Zhang Juan, Su Hongzheng, Li Qingfeng, Li Jing, Zhao Qianfeng
Department of Oncology, Xiangyang Central Hospital, The Affiliated Hospital of Hubei College of Arts and Science, Xiangyang, Hubei 441021, P.R. China.
Department of Infectious Disease, Zaoyang First People's Hospital, Zaoyang, Hubei 441200, P.R. China.
Mol Med Rep. 2017 Apr;15(4):2296-2302. doi: 10.3892/mmr.2017.6260. Epub 2017 Feb 28.

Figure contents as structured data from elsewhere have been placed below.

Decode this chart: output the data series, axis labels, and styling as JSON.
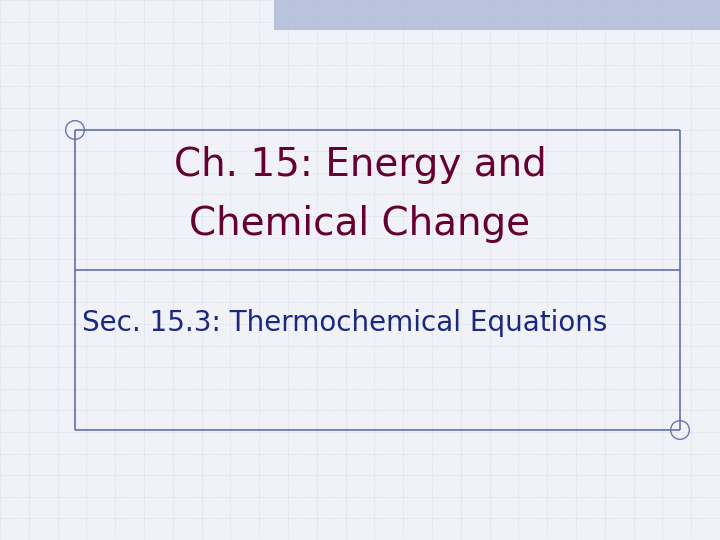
{
  "title_line1": "Ch. 15: Energy and",
  "title_line2": "Chemical Change",
  "subtitle": "Sec. 15.3: Thermochemical Equations",
  "background_color": "#f0f2f8",
  "grid_color": "#c0c8e0",
  "header_bar_color": "#b0bcd8",
  "title_color": "#660033",
  "subtitle_color": "#1a2880",
  "line_color": "#6070a8",
  "circle_color": "#6878a8",
  "title_fontsize": 28,
  "subtitle_fontsize": 20,
  "figsize": [
    7.2,
    5.4
  ],
  "dpi": 100
}
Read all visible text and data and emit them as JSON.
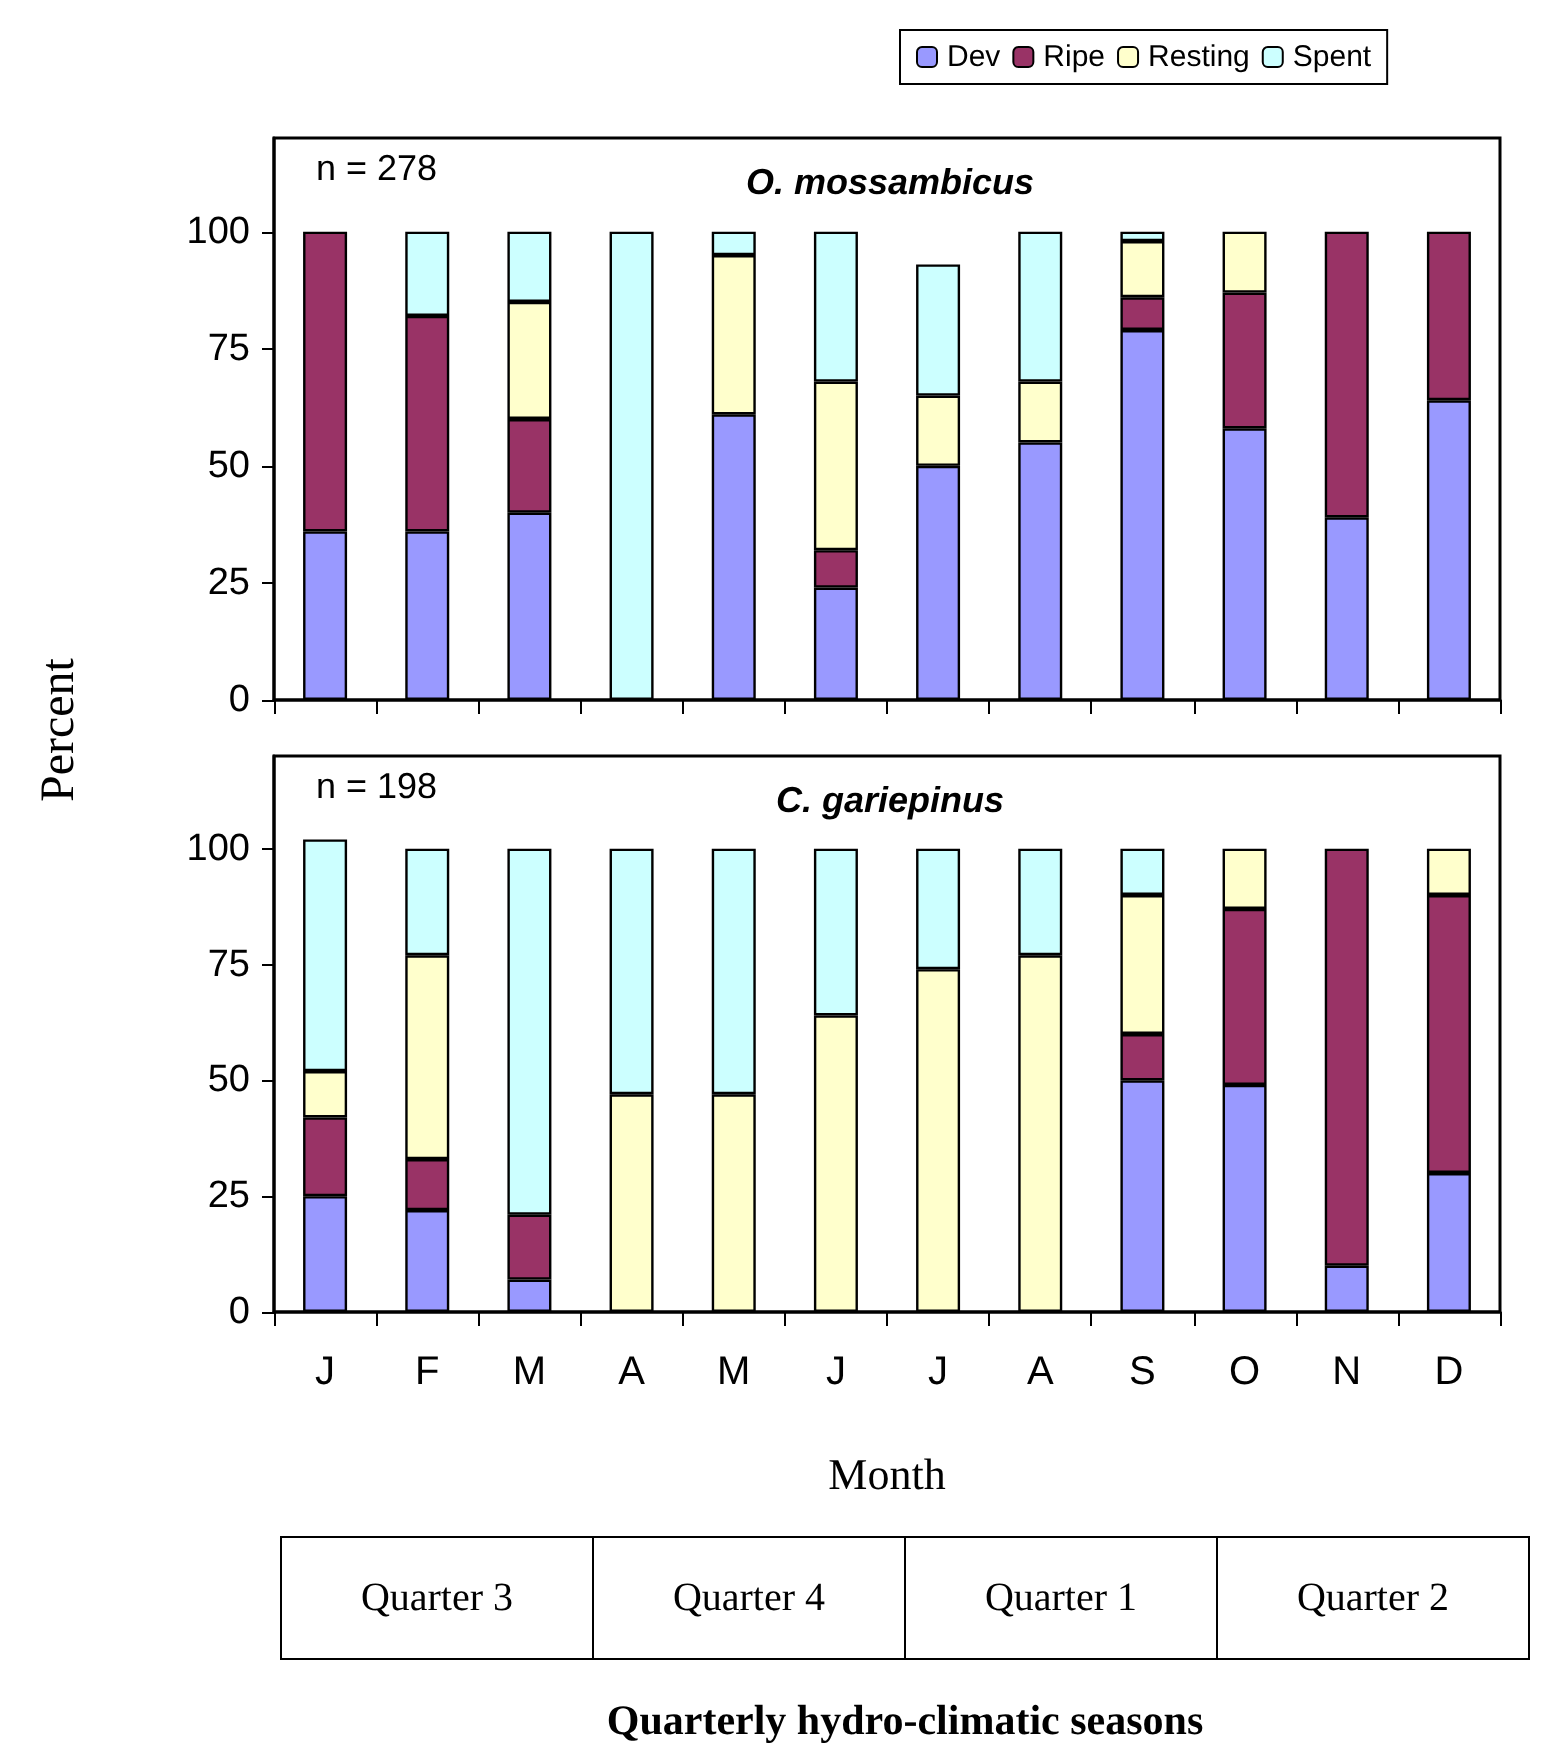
{
  "chart_data": [
    {
      "type": "bar",
      "stacked": true,
      "title": "O. mossambicus",
      "ylabel": "Percent",
      "annotations": [
        "n = 278"
      ],
      "categories": [
        null,
        null,
        null,
        null,
        null,
        null,
        null,
        null,
        null,
        null,
        null,
        null
      ],
      "tick_labels": "y",
      "legend": "top",
      "grid": false,
      "ylim": [
        0,
        120
      ],
      "yticks": [
        0,
        25,
        50,
        75,
        100
      ],
      "series": [
        {
          "name": "Dev",
          "color": "#9999ff",
          "values": [
            36,
            36,
            40,
            0,
            61,
            24,
            50,
            55,
            79,
            58,
            39,
            64
          ]
        },
        {
          "name": "Ripe",
          "color": "#993366",
          "values": [
            64,
            46,
            20,
            0,
            0,
            8,
            0,
            0,
            7,
            29,
            61,
            36
          ]
        },
        {
          "name": "Resting",
          "color": "#ffffcc",
          "values": [
            0,
            0,
            25,
            0,
            34,
            36,
            15,
            13,
            12,
            13,
            0,
            0
          ]
        },
        {
          "name": "Spent",
          "color": "#ccffff",
          "values": [
            0,
            18,
            15,
            100,
            5,
            32,
            28,
            32,
            2,
            0,
            0,
            0
          ]
        }
      ]
    },
    {
      "type": "bar",
      "stacked": true,
      "title": "C. gariepinus",
      "xlabel": "Month",
      "annotations": [
        "n = 198",
        "Quarter 3",
        "Quarter 4",
        "Quarter 1",
        "Quarter 2",
        "Quarterly hydro-climatic seasons"
      ],
      "categories": [
        "J",
        "F",
        "M",
        "A",
        "M",
        "J",
        "J",
        "A",
        "S",
        "O",
        "N",
        "D"
      ],
      "legend": false,
      "grid": false,
      "ylim": [
        0,
        120
      ],
      "yticks": [
        0,
        25,
        50,
        75,
        100
      ],
      "series": [
        {
          "color": "#9999ff",
          "values": [
            25,
            22,
            7,
            0,
            0,
            0,
            0,
            0,
            50,
            49,
            10,
            30
          ]
        },
        {
          "color": "#993366",
          "values": [
            17,
            11,
            14,
            0,
            0,
            0,
            0,
            0,
            10,
            38,
            90,
            60
          ]
        },
        {
          "color": "#ffffcc",
          "values": [
            10,
            44,
            0,
            47,
            47,
            64,
            74,
            77,
            30,
            13,
            0,
            10
          ]
        },
        {
          "color": "#ccffff",
          "values": [
            50,
            23,
            79,
            53,
            53,
            36,
            26,
            23,
            10,
            0,
            0,
            0
          ]
        }
      ]
    }
  ]
}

Genistein is an important chemopreventive agent against atherosclerosis and cancer. However, whether genistein is effective in the treatment of lung cancer, and its underlying mechanism, remains to be determined. The present study demonstrated that genistein treatment of A549 lung cancer cells decreased viability in a dose‑ and time‑dependent manner, and induced apoptosis. Additionally, A549 cells exhibited significantly increased reactive oxygen species formation and cytochrome‑c leakage, and activated caspase‑3, B‑cell lymphoma 2‑associated X protein and apoptosis inducing factor expression levels, which are involved in the mitochondrial apoptosis pathway. Furthermore, the phosphatidylinositol‑4,5‑biphosphate 3‑kinase (PI3K)/protein kinase B (AKT)/hypoxia‑inducible factor‑1α (HIF‑1α) and nuclear factor‑κB (NF‑κB)/cyclooxygenase‑2 (COX‑2) signaling pathways were significantly downregulated by genistein treatment. In conclusion, reduced proliferation and increased apoptosis in A549 lung cancer cells was associated with inhibition of the PI3K/AKT/HIF‑1α/ and NF‑κB/COX‑2 signaling pathways, which implicates genistein as a potential chemotherapeutic agent for the treatment of lung cancer.
染料木黄酮是一种抗动脉粥样硬化和癌症的重要化学预防剂。然而,染料木黄酮在肺癌治疗中是否有效及其潜在机制仍有待确定。本研究表明,用染料木黄酮处理A549肺癌细胞会以剂量和时间依赖性方式降低细胞活力,并诱导细胞凋亡。此外,A549细胞表现出活性氧生成和细胞色素c泄漏显著增加,并激活了参与线粒体凋亡途径的半胱天冬酶-3、B细胞淋巴瘤2相关X蛋白和凋亡诱导因子的表达水平。此外,染料木黄酮处理显著下调了磷脂酰肌醇-4,5-二磷酸3激酶(PI3K)/蛋白激酶B(AKT)/缺氧诱导因子-1α(HIF-1α)和核因子-κB(NF-κB)/环氧化酶-2(COX-2)信号通路。总之,A549肺癌细胞增殖减少和凋亡增加与PI3K/AKT/HIF-1α和NF-κB/COX-2信号通路的抑制有关,这表明染料木黄酮是一种治疗肺癌的潜在化疗药物。